Opinión Sábado, 21 de diciembre de 2019 | Edición impresa

Diciembre - Por Jorge Sosa

Estamos en diciembre, ha de renovarse la fe, y también la esperanza. habrá brindis para todos, salvo para el que maneje a la vuelta.

Por Jorge Sosa - Especial para Los Andes

Es el duodécimo mes del calendario aunque por su nombre debemos deducir que es el décimo, como para confundir más y debe de ser uno de los meses más importantes del calendario por los acontecimientos que en él se involucran, sobre todo las fiestas de fin de año. 

¿Uno celebra el año nuevo porque por fín se va el anterior o porque tiene esperanzas de que el que viene va a ser mejor?

Se cierra el año y es el momento de hacer lo que se llama memoria y balance, es decir desmenuzar el tiempo transcurrido para comprobar si transcurrió con bien o nos dejó cicatrices importantes. 

Para los argentinos no ha sido un año fácil, no hemos podido superar las deudas que tenemos con nosotros mismos y en el Gobierno, en varios aspectos, orinaron a dos metros del tarro. 

Pero viene el 20-20, ya está signado su nombre, será el 20-20 por toda su duración. 

Este diciembre ha sido, dentro de los diciembres, un mes muy especial porque en él cambiamos de gobierno. El nuevo gobierno tiene pocos días de haber asumido y no se le puede pedir mucho en tan poco tiempo. Vamos a ver cómo lo evaluamos cuando sea diciembre del 20-23, entonces tendremos oportunidad de decidir si sigue o mejor se manda a guardar para que otro tenga la oportunidad de mejorar este país que tiene todas las condiciones, pero al parecer las tiene en el cajón del olvido. 

Ahora vienen las fiestas y después, ya entrados en el año nuevo, las vacaciones. Las fiestas tienen sus implicancias porque crean verdaderas disyuntivas, por ejemplo ¿dónde pasar las celebraciones o con quien pasarlas? No es fácil porque uno tiene la familia repartida y cuesta elegir, con el agravante de que el que perjudicado es el elegido, porque tiene que soportar la invasión de parientes en su propio terreno y eso significa un trabajo extra, extremo y muy especial. 

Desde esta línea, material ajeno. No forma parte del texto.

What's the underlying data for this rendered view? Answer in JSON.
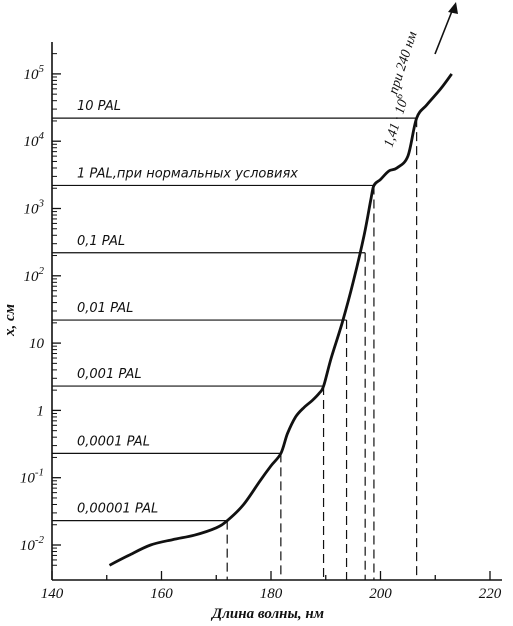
{
  "chart_data": {
    "type": "line",
    "xlabel": "Длина волны, нм",
    "ylabel": "x, см",
    "xlim": [
      140,
      220
    ],
    "ylog": true,
    "ylim": [
      0.005,
      150000
    ],
    "x_ticks": [
      140,
      160,
      180,
      200,
      220
    ],
    "y_ticks": [
      {
        "value": 0.01,
        "base": "10",
        "exp": "-2"
      },
      {
        "value": 0.1,
        "base": "10",
        "exp": "-1"
      },
      {
        "value": 1,
        "base": "1",
        "exp": ""
      },
      {
        "value": 10,
        "base": "10",
        "exp": ""
      },
      {
        "value": 100,
        "base": "10",
        "exp": "2"
      },
      {
        "value": 1000,
        "base": "10",
        "exp": "3"
      },
      {
        "value": 10000,
        "base": "10",
        "exp": "4"
      },
      {
        "value": 100000,
        "base": "10",
        "exp": "5"
      }
    ],
    "grid": false,
    "series": [
      {
        "x": [
          150.5,
          154,
          158,
          162,
          166,
          170,
          172,
          175,
          178,
          180,
          181.8,
          183,
          184.5,
          186,
          187.5,
          188.8,
          189.6,
          191,
          193,
          195,
          197,
          198.2,
          198.8,
          200,
          201.5,
          203,
          205,
          206.6,
          208.5,
          211,
          213
        ],
        "y": [
          0.005,
          0.007,
          0.01,
          0.012,
          0.014,
          0.018,
          0.023,
          0.04,
          0.09,
          0.15,
          0.23,
          0.45,
          0.8,
          1.1,
          1.4,
          1.8,
          2.3,
          6,
          20,
          80,
          400,
          1300,
          2200,
          2700,
          3600,
          4000,
          6000,
          22000,
          35000,
          60000,
          100000
        ]
      }
    ],
    "levels": [
      {
        "label": "10 PAL",
        "value": 22000,
        "x": 206.6
      },
      {
        "label": "1 PAL,при нормальных условиях",
        "value": 2200,
        "x": 198.8
      },
      {
        "label": "0,1 PAL",
        "value": 220,
        "x": 197.2
      },
      {
        "label": "0,01 PAL",
        "value": 22,
        "x": 193.8
      },
      {
        "label": "0,001 PAL",
        "value": 2.3,
        "x": 189.6
      },
      {
        "label": "0,0001 PAL",
        "value": 0.23,
        "x": 181.8
      },
      {
        "label": "0,00001 PAL",
        "value": 0.023,
        "x": 172
      }
    ],
    "annotation": {
      "line1": "1,41 · 10",
      "exp": "6",
      "line2": "при 240 нм"
    }
  }
}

Hay dos comidas que se usan en estas fiestas y después quedan postergadas durante todo el año. El pan dulce es una de ellas, herencia de la gastronomía nórdica, se hace indispensable su presencia en las fiestas, en la de Navidad sobre todo. No sé a quien se le ocurrió ponerle fruta abrillantada al pan dulce, pero me parece que no fue una buena idea porque en una breve encuesta que he tomado bajo mi responsabilidad el 80 por ciento declaró no llevarse bien con ese aditamento. 

La otra comida usual es el vitel toné. Alguien siempre se toma el trabajo de prepararlo pero después no aparece en los encuentros periódicos de la horda familiar. 

Otros menesteres que implican estas fechas especiales es cómo calmar a los chocos cuando reaccionan ante los fuegos artificiales. Es una tortura sonora para las buenas mascotas muy difícil de contrarrestar. 

Es diciembre, y uno llega a él con el lastre que significó atravesar a salvo los más de trescientos días que lo anteceden. Se siente, nos sentimos, realmente cansados y esperamos el descanso anual complementario para reponer fuerzas y que el año nuevo nos encuentre en plenitud de condiciones, pero no es fácil, porque muchas veces las vacaciones cansan más que los períodos de trabajo y entonces uno precisa vacaciones de las vacaciones.

Y encima llega el verano así que aguántate termómetro que allá vamos. 

Estamos en diciembre, ha de renovarse la fe, y también la esperanza. Habrá brindis para todos, salvo para el que maneje a la vuelta.